Celebrity and Industry Backlash.

Guillermo del Toro’s statement that he’d “rather die” over using AI received significant attention. Similarly, SZA’s Instagram stories rant against the tech warning about “environmental racism” and expressing fear over users who are “codependent on a machine”. The same goes for when Simu Liu, Alison Roman, Céline Dion, Emily Blunt, and others issued statements that are critical of AI in their various industries. I think these quotes spread widely for a reason: people agree with them.
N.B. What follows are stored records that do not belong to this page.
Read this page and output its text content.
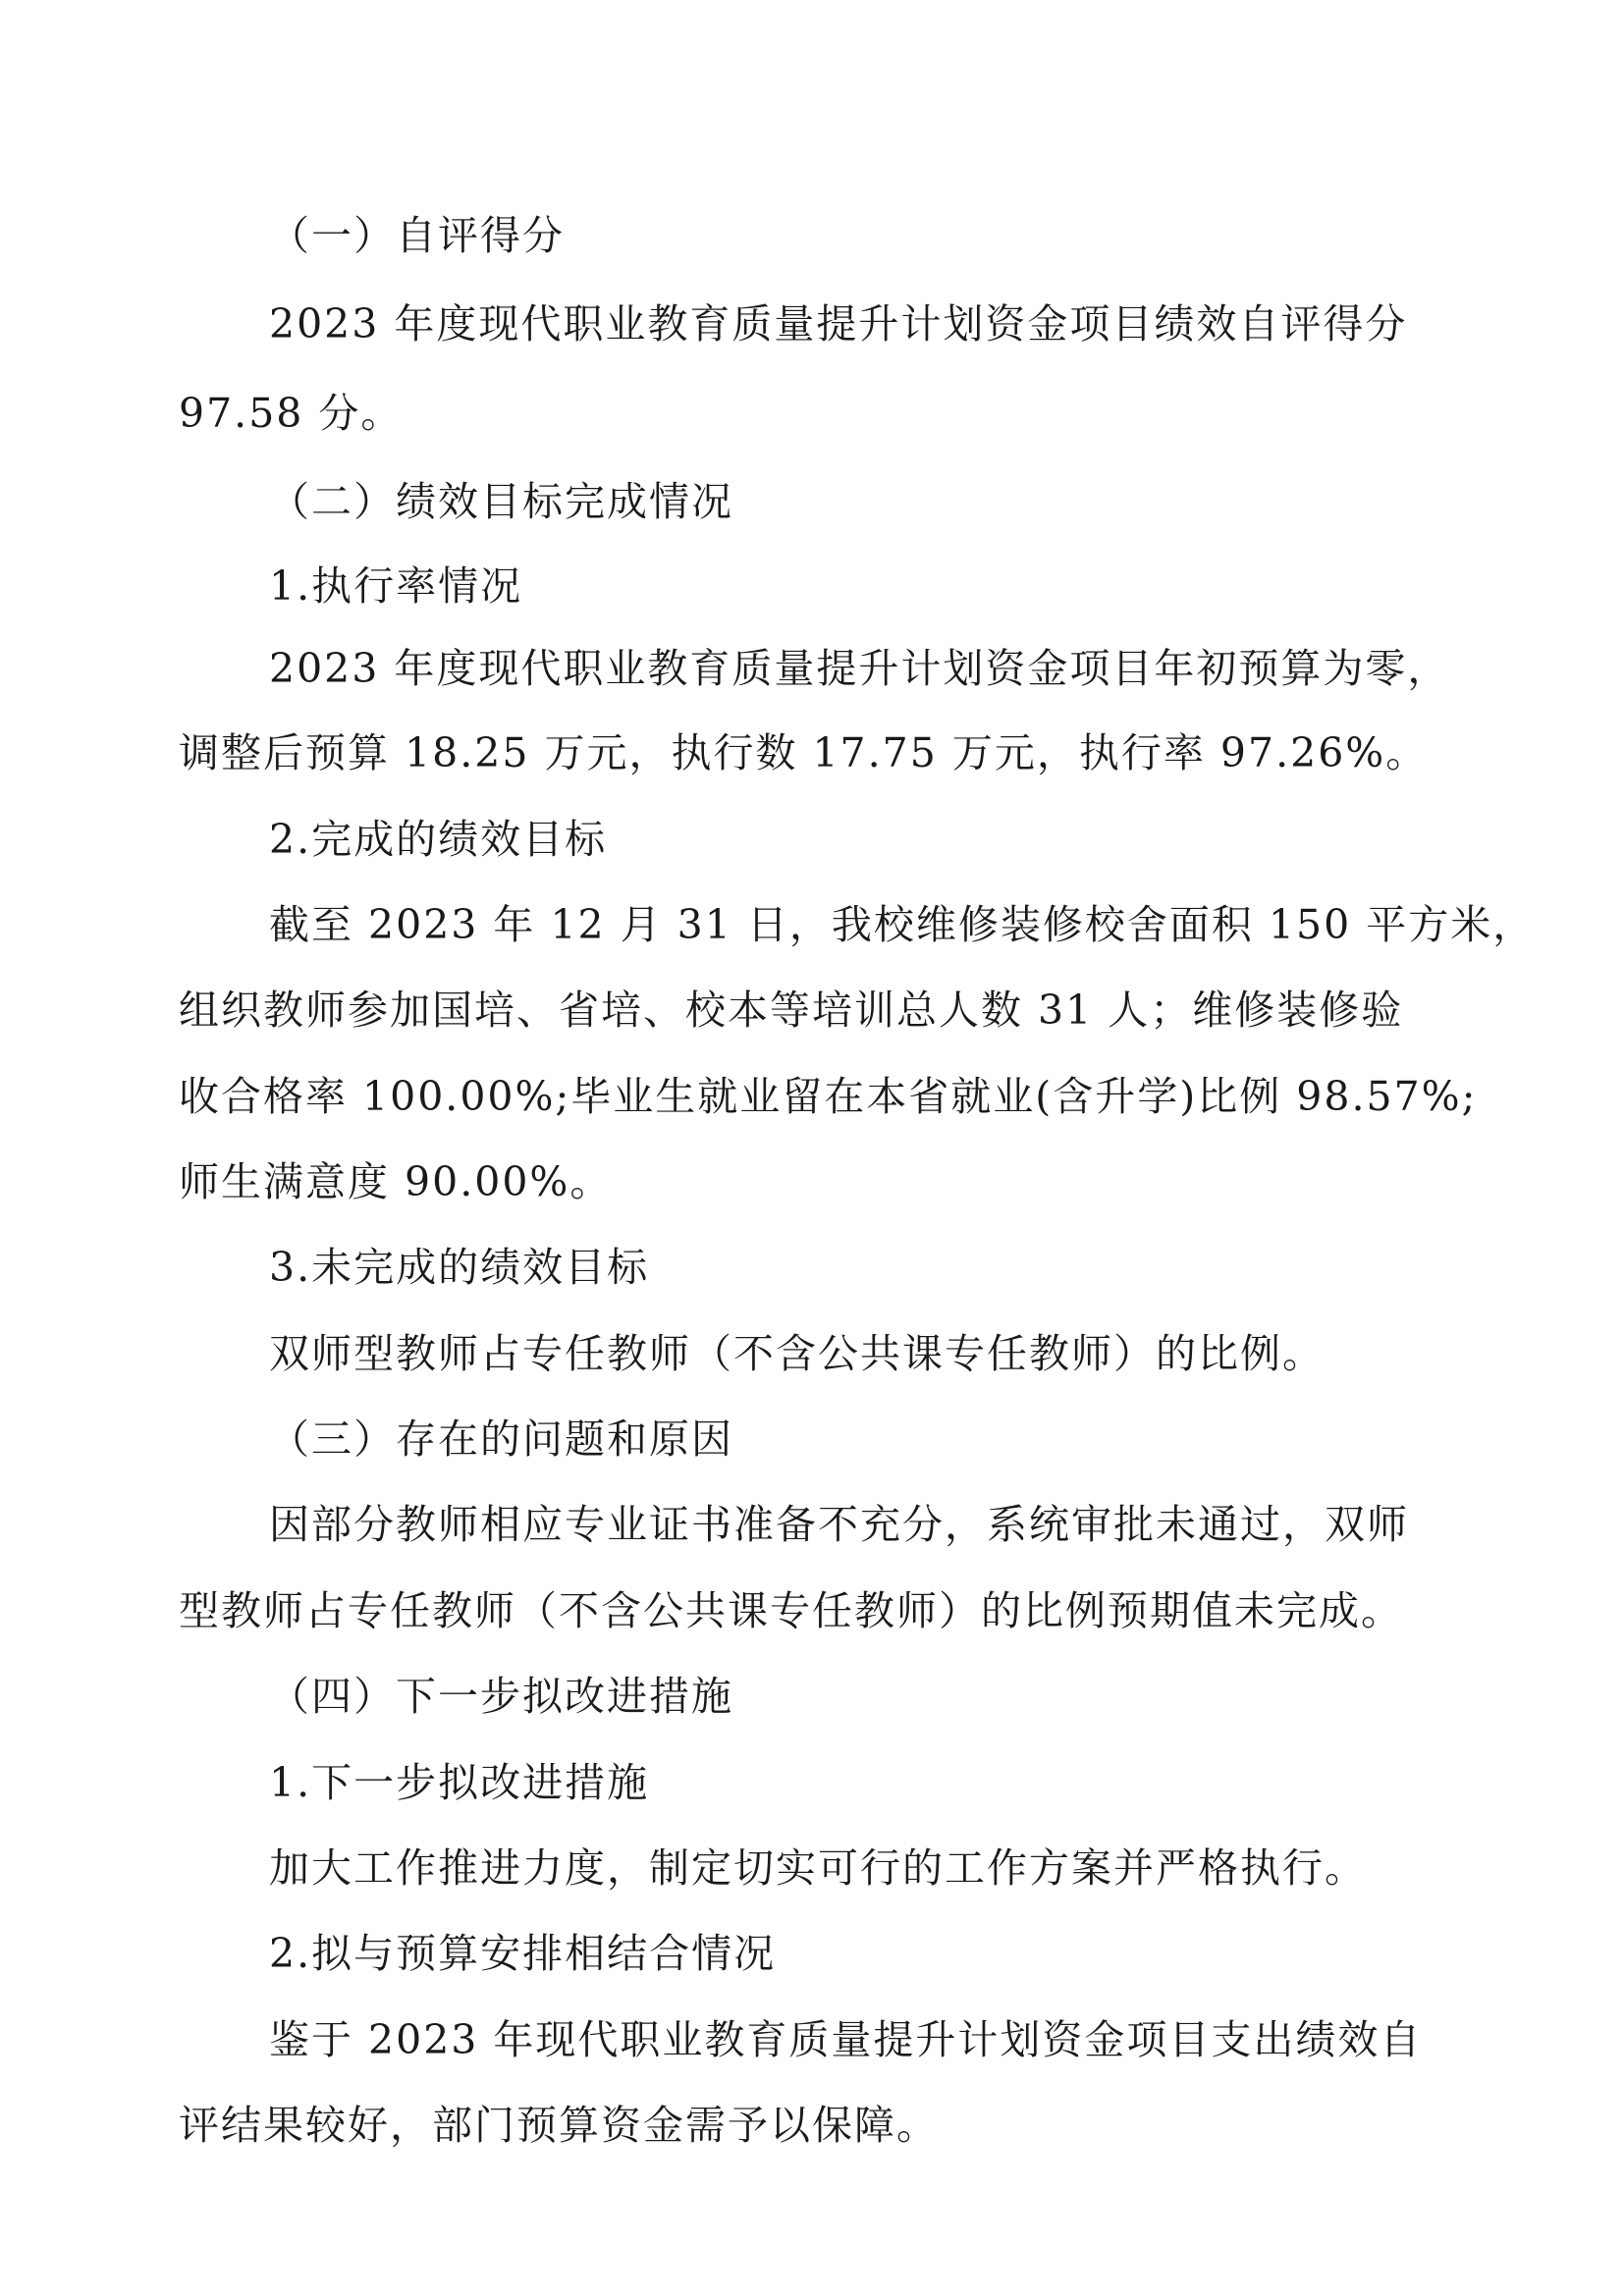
（一）自评得分
2023 年度现代职业教育质量提升计划资金项目绩效自评得分
97.58 分。
（二）绩效目标完成情况
1.执行率情况
2023 年度现代职业教育质量提升计划资金项目年初预算为零，
调整后预算 18.25 万元，执行数 17.75 万元，执行率 97.26%。
2.完成的绩效目标
截至 2023 年 12 月 31 日，我校维修装修校舍面积 150 平方米，
组织教师参加国培、省培、校本等培训总人数 31 人；维修装修验
收合格率 100.00%;毕业生就业留在本省就业(含升学)比例 98.57%;
师生满意度 90.00%。
3.未完成的绩效目标
双师型教师占专任教师（不含公共课专任教师）的比例。
（三）存在的问题和原因
因部分教师相应专业证书准备不充分，系统审批未通过，双师
型教师占专任教师（不含公共课专任教师）的比例预期值未完成。
（四）下一步拟改进措施
1.下一步拟改进措施
加大工作推进力度，制定切实可行的工作方案并严格执行。
2.拟与预算安排相结合情况
鉴于 2023 年现代职业教育质量提升计划资金项目支出绩效自
评结果较好，部门预算资金需予以保障。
This attitude exists even among those in the tech sector. Last month, Pinterest introduced a filter that lets users turn off AI content. Meta lets users hide, but not entirely remove, similar slop on Instagram. Reports suggested that “cursor resistance” is on the rise, as some Silicon Valley professionals refuse to use AI to write their code.

{Luciano Noijeen, a lead software engineer based in Greece and the Netherlands, told me that he eagerly used AI in the past to write or enhance his coding.|According to Luciano Noijeen, a {lead|

Chelsea Jimenez
Chelsea Jimenez

A fashion historian and lifestyle writer with a passion for royal culture and modern elegance, sharing curated insights for refined readers.